According to new data from trade intelligence firm Zepol, importers diverted significant cargo away from West Coast to U.S. East Coast and Gulf ports. Data reflecting China imports from January 2015 to June 2015 shows a 15 percent increase in business at U.S. East Coast ports.
- U.S. Atlantic ports show a 20 percent increase in imports from China.
- Gulf ports spiked with a 43 percent increase in imports from China.
- Imports increased 26 percent year over year in Savannah and Houston.
- Houston alone increased 53 percent over 2014 for the same period from China.
- Carriers are responding by adding more vessels and services via Suez Canal and Panama Canal.
Importers started shifting more imports through U.S. East Coast ports early in 2014 to avoid the predicted backlogs and work slowdowns caused by the labor negotiations at USWC ports in 2014. Many importers may be ready to keep the diverted cargo with U.S. East Coast ports even though the labor contracts were ratified in May.

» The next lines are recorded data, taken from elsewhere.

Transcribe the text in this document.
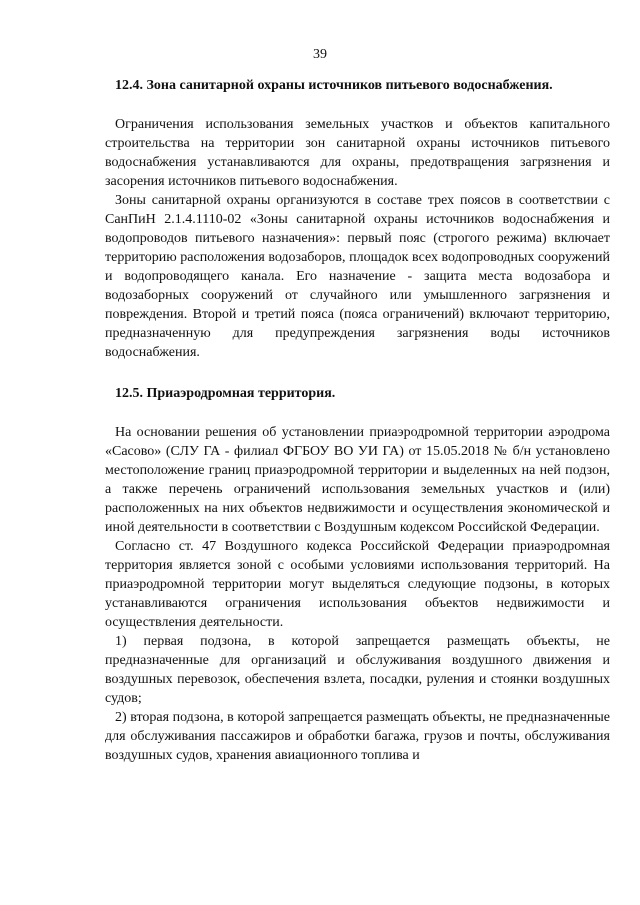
39

12.4. Зона санитарной охраны источников питьевого водоснабжения.

Ограничения использования земельных участков и объектов капитального строительства на территории зон санитарной охраны источников питьевого водоснабжения устанавливаются для охраны, предотвращения загрязнения и засорения источников питьевого водоснабжения.

Зоны санитарной охраны организуются в составе трех поясов в соответствии с СанПиН 2.1.4.1110-02 «Зоны санитарной охраны источников водоснабжения и водопроводов питьевого назначения»: первый пояс (строгого режима) включает территорию расположения водозаборов, площадок всех водопроводных сооружений и водопроводящего канала. Его назначение - защита места водозабора и водозаборных сооружений от случайного или умышленного загрязнения и повреждения. Второй и третий пояса (пояса ограничений) включают территорию, предназначенную для предупреждения загрязнения воды источников водоснабжения.

12.5. Приаэродромная территория.

На основании решения об установлении приаэродромной территории аэродрома «Сасово» (СЛУ ГА - филиал ФГБОУ ВО УИ ГА) от 15.05.2018 № б/н установлено местоположение границ приаэродромной территории и выделенных на ней подзон, а также перечень ограничений использования земельных участков и (или) расположенных на них объектов недвижимости и осуществления экономической и иной деятельности в соответствии с Воздушным кодексом Российской Федерации.

Согласно ст. 47 Воздушного кодекса Российской Федерации приаэродромная территория является зоной с особыми условиями использования территорий. На приаэродромной территории могут выделяться следующие подзоны, в которых устанавливаются ограничения использования объектов недвижимости и осуществления деятельности.

1) первая подзона, в которой запрещается размещать объекты, не предназначенные для организаций и обслуживания воздушного движения и воздушных перевозок, обеспечения взлета, посадки, руления и стоянки воздушных судов;

2) вторая подзона, в которой запрещается размещать объекты, не предназначенные для обслуживания пассажиров и обработки багажа, грузов и почты, обслуживания воздушных судов, хранения авиационного топлива и
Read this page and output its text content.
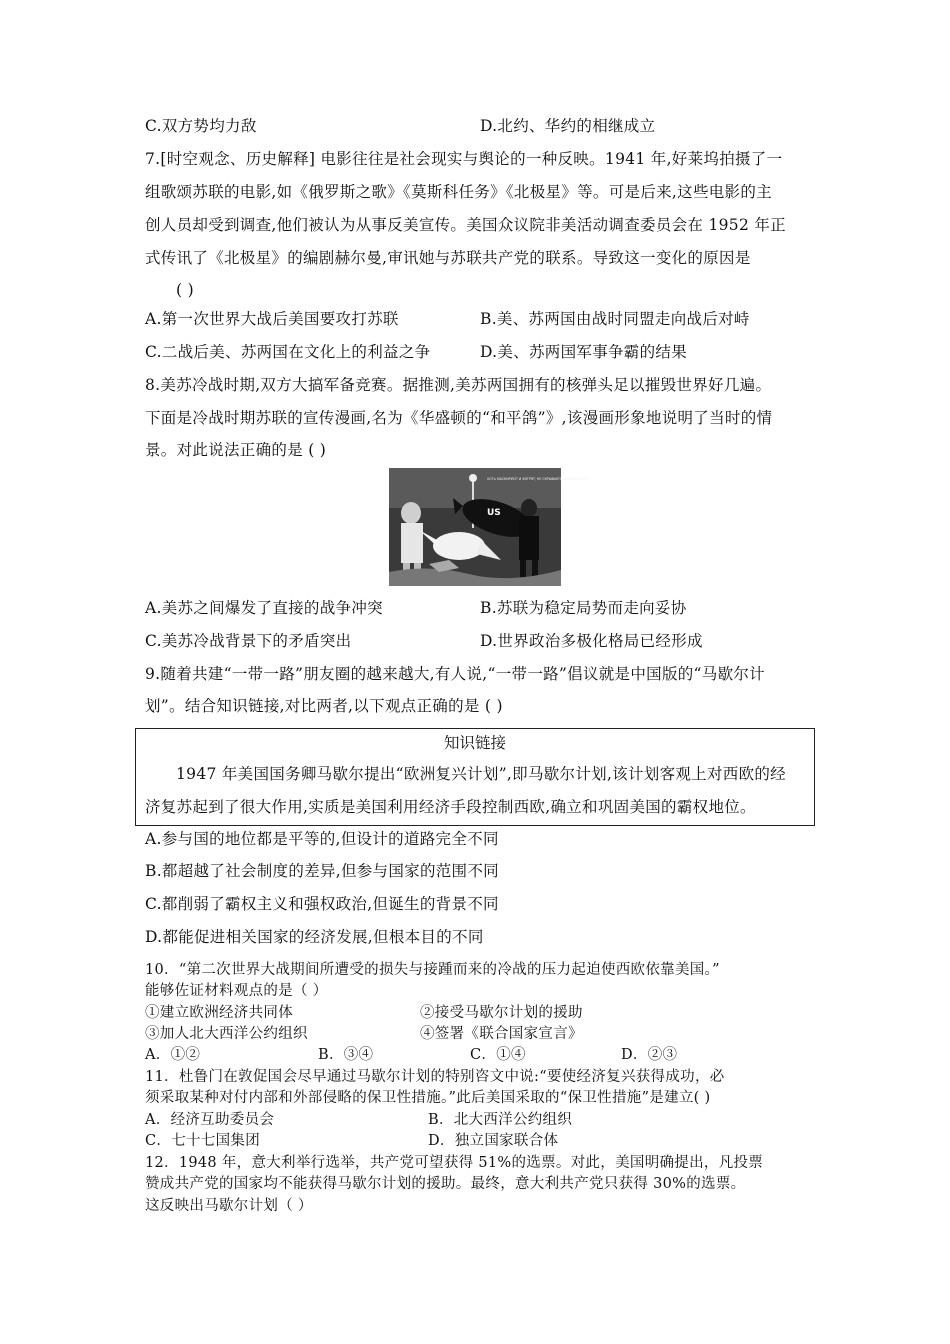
C.双方势均力敌	D.北约、华约的相继成立
7.[时空观念、历史解释] 电影往往是社会现实与舆论的一种反映。1941 年,好莱坞拍摄了一
组歌颂苏联的电影,如《俄罗斯之歌》《莫斯科任务》《北极星》等。可是后来,这些电影的主
创人员却受到调查,他们被认为从事反美宣传。美国众议院非美活动调查委员会在 1952 年正
式传讯了《北极星》的编剧赫尔曼,审讯她与苏联共产党的联系。导致这一变化的原因是
( )
A.第一次世界大战后美国要攻打苏联	B.美、苏两国由战时同盟走向战后对峙
C.二战后美、苏两国在文化上的利益之争	D.美、苏两国军事争霸的结果
8.美苏冷战时期,双方大搞军备竞赛。据推测,美苏两国拥有的核弹头足以摧毁世界好几遍。
下面是冷战时期苏联的宣传漫画,名为《华盛顿的“和平鸽”》,该漫画形象地说明了当时的情
景。对此说法正确的是 ( )
US
ХОТЬ МАСКИРУЮТ И ХИТРЯТ, НЕ СКРЫВАЮТ ПОДЛЫЕ НУТРО!
A.美苏之间爆发了直接的战争冲突	B.苏联为稳定局势而走向妥协
C.美苏冷战背景下的矛盾突出	D.世界政治多极化格局已经形成
9.随着共建“一带一路”朋友圈的越来越大,有人说,“一带一路”倡议就是中国版的“马歇尔计
划”。结合知识链接,对比两者,以下观点正确的是 ( )
知识链接
1947 年美国国务卿马歇尔提出“欧洲复兴计划”,即马歇尔计划,该计划客观上对西欧的经
济复苏起到了很大作用,实质是美国利用经济手段控制西欧,确立和巩固美国的霸权地位。
A.参与国的地位都是平等的,但设计的道路完全不同
B.都超越了社会制度的差异,但参与国家的范围不同
C.都削弱了霸权主义和强权政治,但诞生的背景不同
D.都能促进相关国家的经济发展,但根本目的不同
10．“第二次世界大战期间所遭受的损失与接踵而来的冷战的压力起迫使西欧依靠美国。”
能够佐证材料观点的是（ ）
①建立欧洲经济共同体	②接受马歇尔计划的援助
③加人北大西洋公约组织	④签署《联合国家宣言》
A．①②	B．③④	C．①④	D．②③
11．杜鲁门在敦促国会尽早通过马歇尔计划的特别咨文中说:“要使经济复兴获得成功，必
须采取某种对付内部和外部侵略的保卫性措施。”此后美国采取的“保卫性措施”是建立( )
A．经济互助委员会	B．北大西洋公约组织
C．七十七国集团	D．独立国家联合体
12．1948 年，意大利举行选举，共产党可望获得 51%的选票。对此，美国明确提出，凡投票
赞成共产党的国家均不能获得马歇尔计划的援助。最终，意大利共产党只获得 30%的选票。
这反映出马歇尔计划（ ）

In a survey conducted by American Shipper, a third of retailers and a quarter of manufacturers say they planned to shift at least 20 percent of their imports to East Coast ports as a result of the West Coast port disruptions.
It will be interesting to see the impact as the Panama Canal prepares to open to 13,000 TEU vessels in April 2016, which will provide even more incentive for shippers to move cargo away from the West Coast.